Anglicanism has come to a moment of truth. The real question that needs to be asked and answered is this: Is the Anglican Communion really a communion and does it really mean anything? On the American and Canadian accounts of things, the Anglican Communion is really a loose federation of denominations which share a common heritage and cooperate on occasional projects but it can not be said to be a communion in any meaningful sense. While Anglicanism has presented itself and thought of itself as a "branch of the catholic Church," on the American and Canadian accounts of things this can not be the case. The American and Canadian provinces are now but hollowed out shells of a church, largely devoid of theological substance and in steep numerical decline. Strangely, these two provinces seem miffed that the rest of the Communion's provinces do not want to follow their lead.

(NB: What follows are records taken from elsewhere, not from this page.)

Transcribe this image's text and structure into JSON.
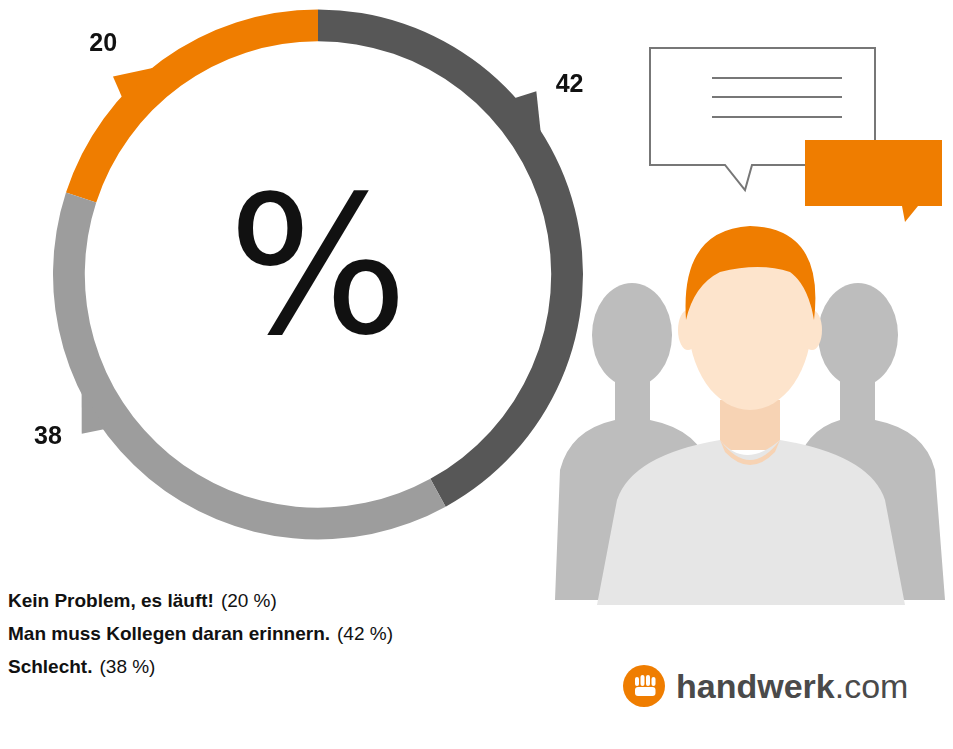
{
  "chart_data": {
    "type": "doughnut",
    "center_text": "%",
    "categories": [
      "Kein Problem, es läuft!",
      "Man muss Kollegen daran erinnern.",
      "Schlecht."
    ],
    "values": [
      20,
      42,
      38
    ],
    "colors": [
      "#ef7d00",
      "#575757",
      "#9d9d9d"
    ],
    "data_labels": true,
    "legend": "bottom",
    "legend_value_labels": [
      "(20 %)",
      "(42 %)",
      "(38 %)"
    ]
  },
  "logo": {
    "name": "handwerk",
    "suffix": ".com"
  }
}
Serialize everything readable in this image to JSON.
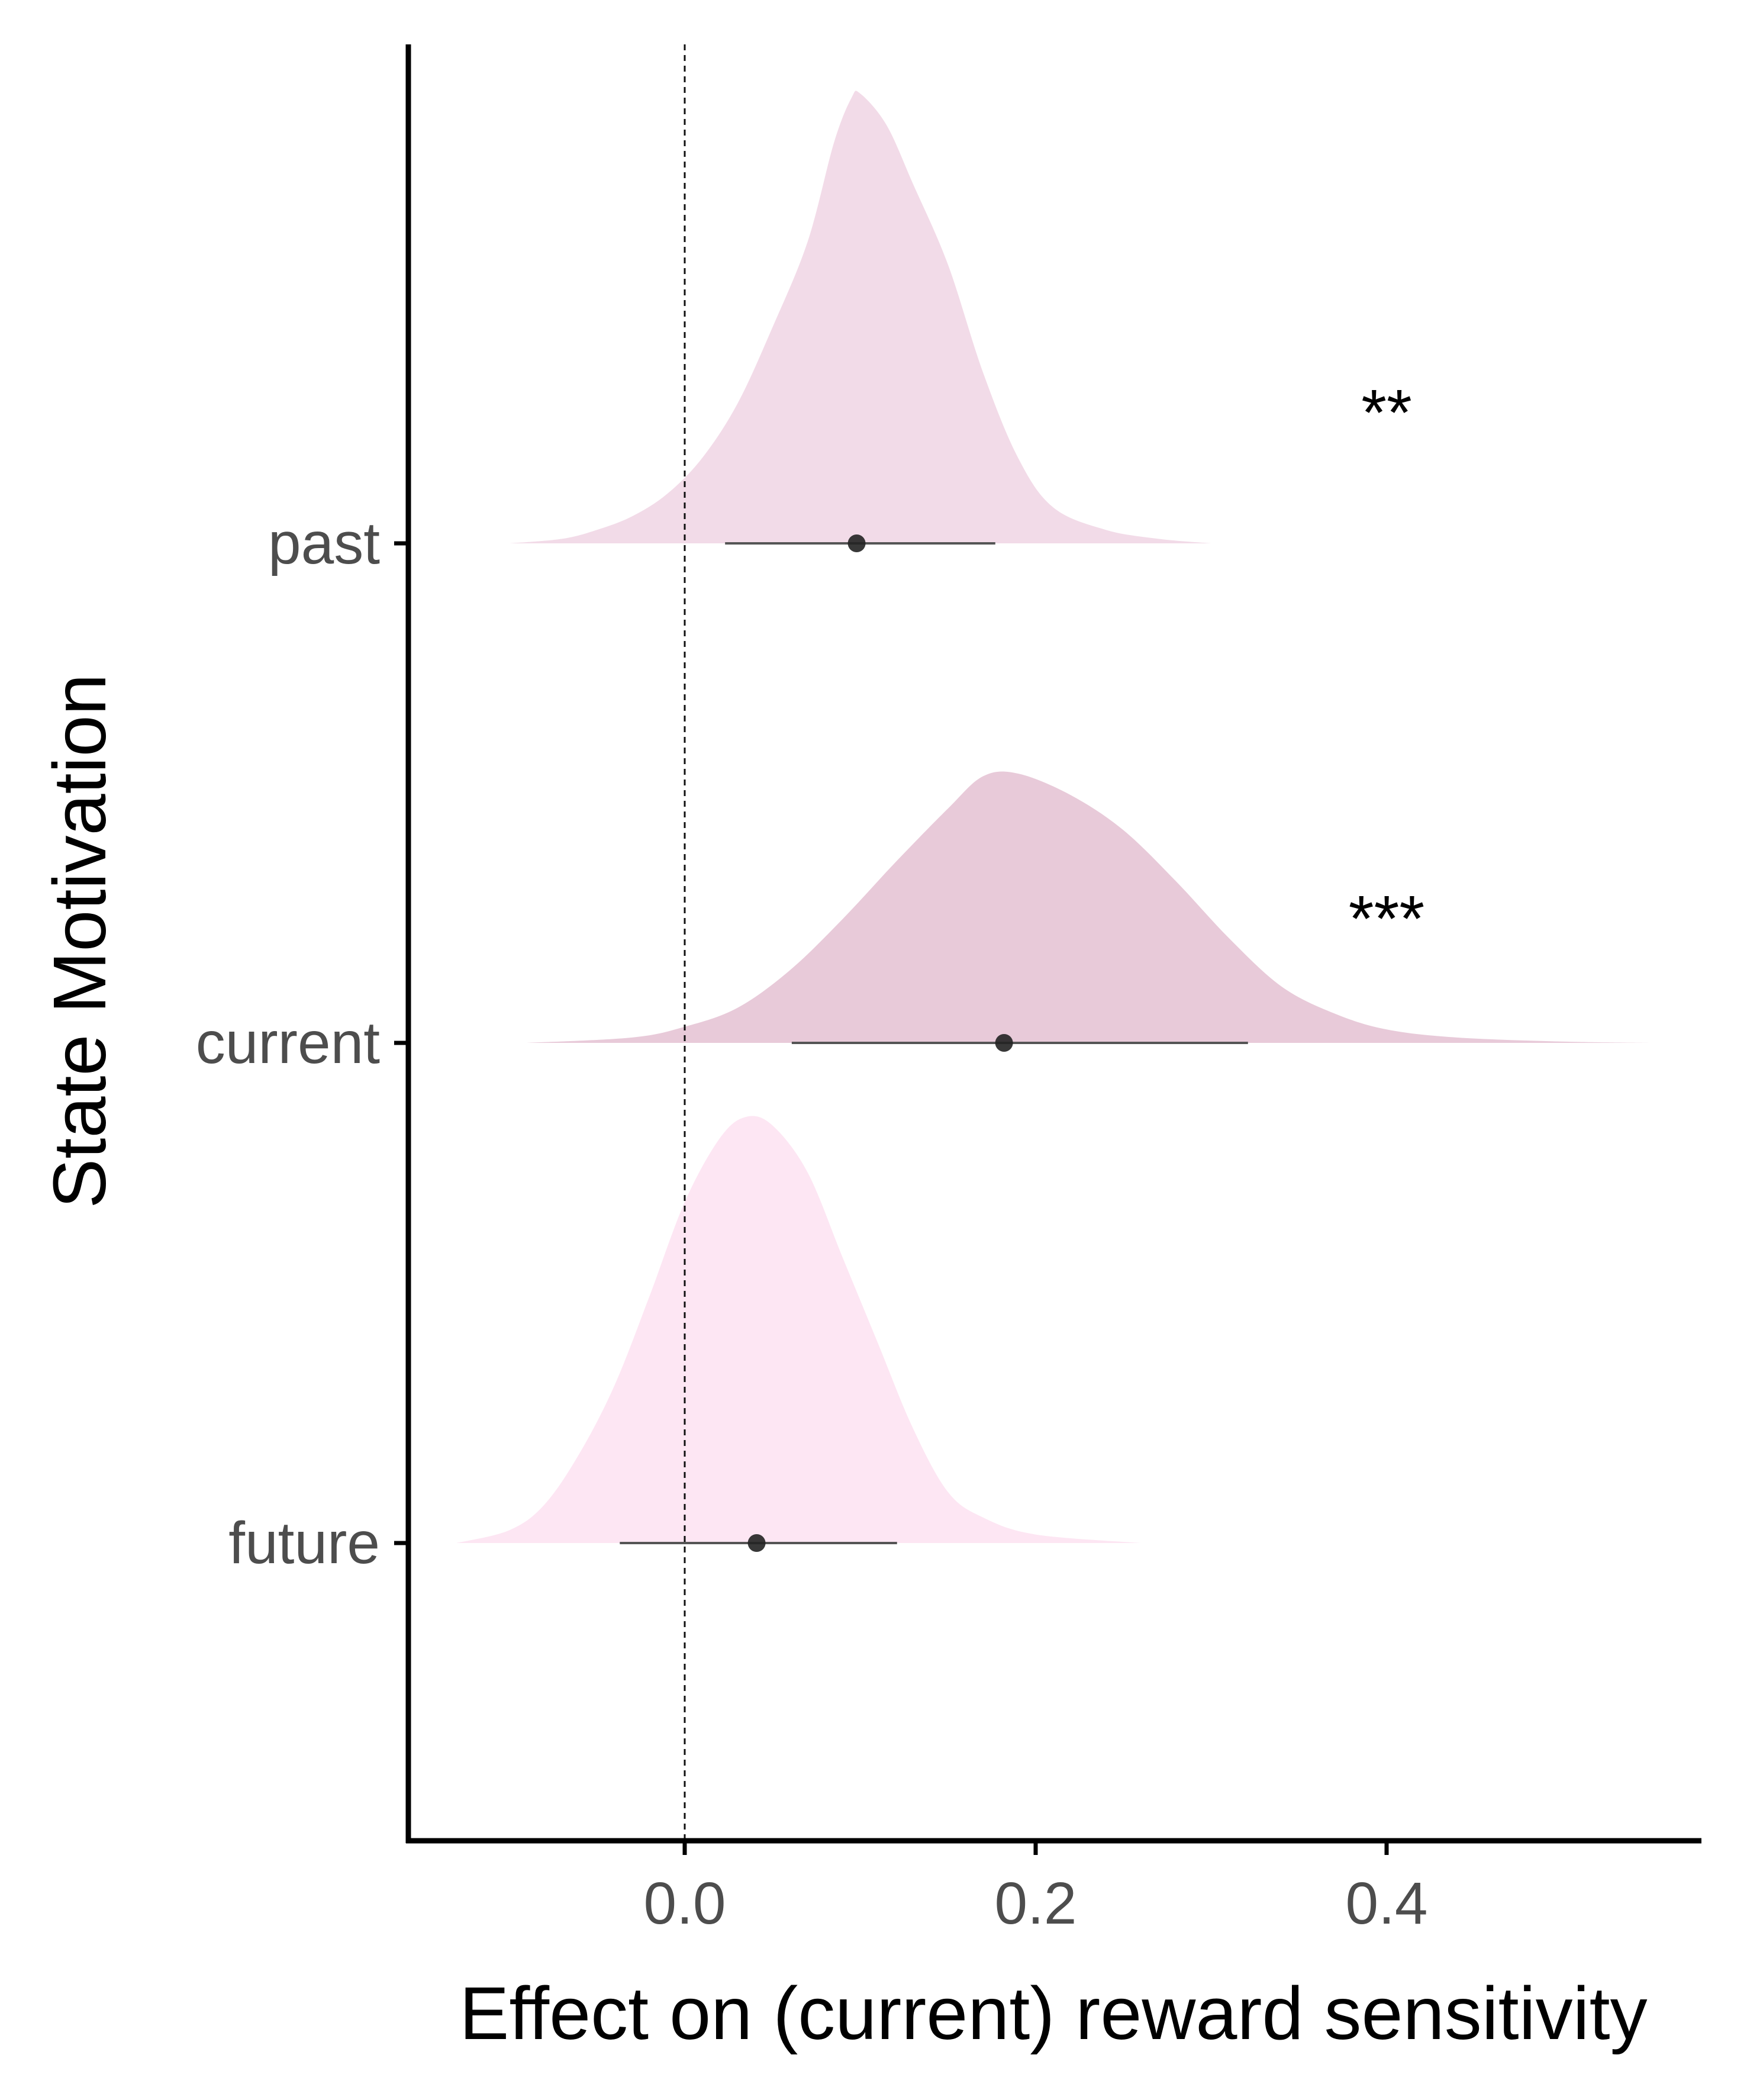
{
  "chart_data": {
    "type": "ridgeline",
    "title": "",
    "xlabel": "Effect on (current) reward sensitivity",
    "ylabel": "State Motivation",
    "xlim": [
      -0.157,
      0.583
    ],
    "x_ticks": [
      0.0,
      0.2,
      0.4
    ],
    "x_tick_labels": [
      "0.0",
      "0.2",
      "0.4"
    ],
    "reference_line": {
      "x": 0,
      "style": "dashed"
    },
    "grid": false,
    "categories": [
      "future",
      "current",
      "past"
    ],
    "series": [
      {
        "category": "past",
        "color": "#f2dbe8",
        "median": 0.098,
        "interval": [
          0.023,
          0.177
        ],
        "significance": "**",
        "density": [
          [
            -0.1,
            0
          ],
          [
            -0.07,
            0.01
          ],
          [
            -0.05,
            0.03
          ],
          [
            -0.03,
            0.06
          ],
          [
            -0.01,
            0.11
          ],
          [
            0.01,
            0.19
          ],
          [
            0.03,
            0.31
          ],
          [
            0.05,
            0.48
          ],
          [
            0.07,
            0.67
          ],
          [
            0.085,
            0.89
          ],
          [
            0.095,
            0.99
          ],
          [
            0.1,
            1.0
          ],
          [
            0.115,
            0.93
          ],
          [
            0.13,
            0.8
          ],
          [
            0.15,
            0.62
          ],
          [
            0.17,
            0.38
          ],
          [
            0.19,
            0.19
          ],
          [
            0.21,
            0.08
          ],
          [
            0.24,
            0.03
          ],
          [
            0.27,
            0.01
          ],
          [
            0.3,
            0
          ]
        ]
      },
      {
        "category": "current",
        "color": "#e8cad9",
        "median": 0.182,
        "interval": [
          0.061,
          0.321
        ],
        "significance": "***",
        "density": [
          [
            -0.09,
            0
          ],
          [
            -0.03,
            0.02
          ],
          [
            0.0,
            0.06
          ],
          [
            0.03,
            0.13
          ],
          [
            0.06,
            0.27
          ],
          [
            0.09,
            0.46
          ],
          [
            0.12,
            0.67
          ],
          [
            0.15,
            0.87
          ],
          [
            0.17,
            0.99
          ],
          [
            0.19,
            1.0
          ],
          [
            0.22,
            0.92
          ],
          [
            0.25,
            0.79
          ],
          [
            0.28,
            0.6
          ],
          [
            0.31,
            0.39
          ],
          [
            0.34,
            0.21
          ],
          [
            0.37,
            0.11
          ],
          [
            0.4,
            0.05
          ],
          [
            0.44,
            0.02
          ],
          [
            0.5,
            0.005
          ],
          [
            0.55,
            0
          ]
        ]
      },
      {
        "category": "future",
        "color": "#fde6f3",
        "median": 0.041,
        "interval": [
          -0.037,
          0.121
        ],
        "significance": "",
        "density": [
          [
            -0.13,
            0
          ],
          [
            -0.1,
            0.03
          ],
          [
            -0.08,
            0.09
          ],
          [
            -0.06,
            0.21
          ],
          [
            -0.04,
            0.37
          ],
          [
            -0.02,
            0.58
          ],
          [
            0.0,
            0.8
          ],
          [
            0.02,
            0.95
          ],
          [
            0.035,
            1.0
          ],
          [
            0.05,
            0.98
          ],
          [
            0.07,
            0.87
          ],
          [
            0.09,
            0.67
          ],
          [
            0.11,
            0.47
          ],
          [
            0.13,
            0.27
          ],
          [
            0.15,
            0.12
          ],
          [
            0.17,
            0.06
          ],
          [
            0.2,
            0.02
          ],
          [
            0.26,
            0
          ]
        ]
      }
    ]
  }
}
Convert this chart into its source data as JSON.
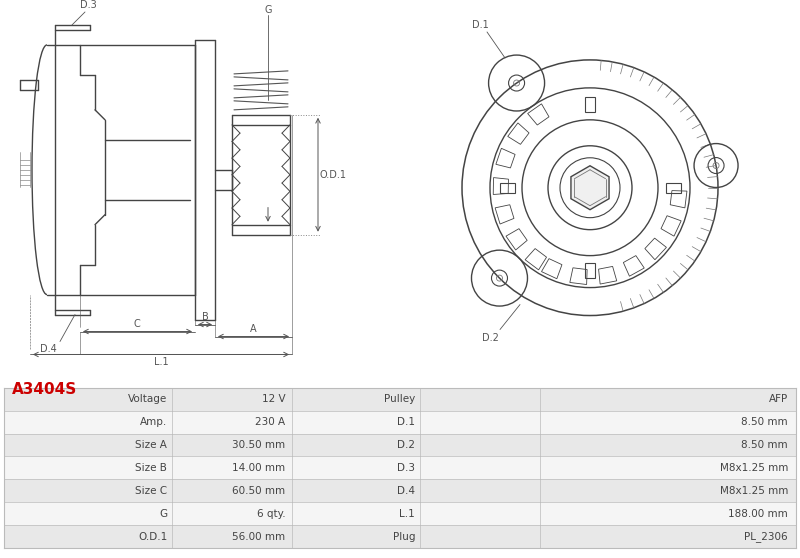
{
  "title": "A3404S",
  "title_color": "#cc0000",
  "bg_color": "#ffffff",
  "table_rows": [
    [
      "Voltage",
      "12 V",
      "Pulley",
      "AFP"
    ],
    [
      "Amp.",
      "230 A",
      "D.1",
      "8.50 mm"
    ],
    [
      "Size A",
      "30.50 mm",
      "D.2",
      "8.50 mm"
    ],
    [
      "Size B",
      "14.00 mm",
      "D.3",
      "M8x1.25 mm"
    ],
    [
      "Size C",
      "60.50 mm",
      "D.4",
      "M8x1.25 mm"
    ],
    [
      "G",
      "6 qty.",
      "L.1",
      "188.00 mm"
    ],
    [
      "O.D.1",
      "56.00 mm",
      "Plug",
      "PL_2306"
    ]
  ],
  "table_row_bg1": "#e8e8e8",
  "table_row_bg2": "#f5f5f5",
  "table_border_color": "#cccccc",
  "table_text_color": "#444444",
  "drawing_line_color": "#444444",
  "dim_color": "#555555"
}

GAFCON really, as Akinola put it, a "rescue mission". The Communion needs to be rescued not from homosexuality but from something far worse, from becoming an empty ecclesiastical shell, a "communion" which can only maintain its unity by agreeing to check all substantial Christian belief at the door. Put another way, the only way to make the American and Canadian provinces happy is to admit that Anglicanism really means nothing at all. Some thirty years ago, Stephen Sykes, who taught theology at Cambridge and served as Bishop of Ely, warned us about all this in his small but important book The Integrity of Anglicanism. There Sykes noted "The integrity of the communion is in question, because it appears to be offering the propositions of the Christian gospel as topics for debate and discussion, rather than to be witnessing to the mighty act of God in Christ." The time for going on and on about how wonderful and beautiful Anglicanism is and how it has charted a "middle way" is now over. The choice now is between void and a Church in visible continuity with the catholic Church.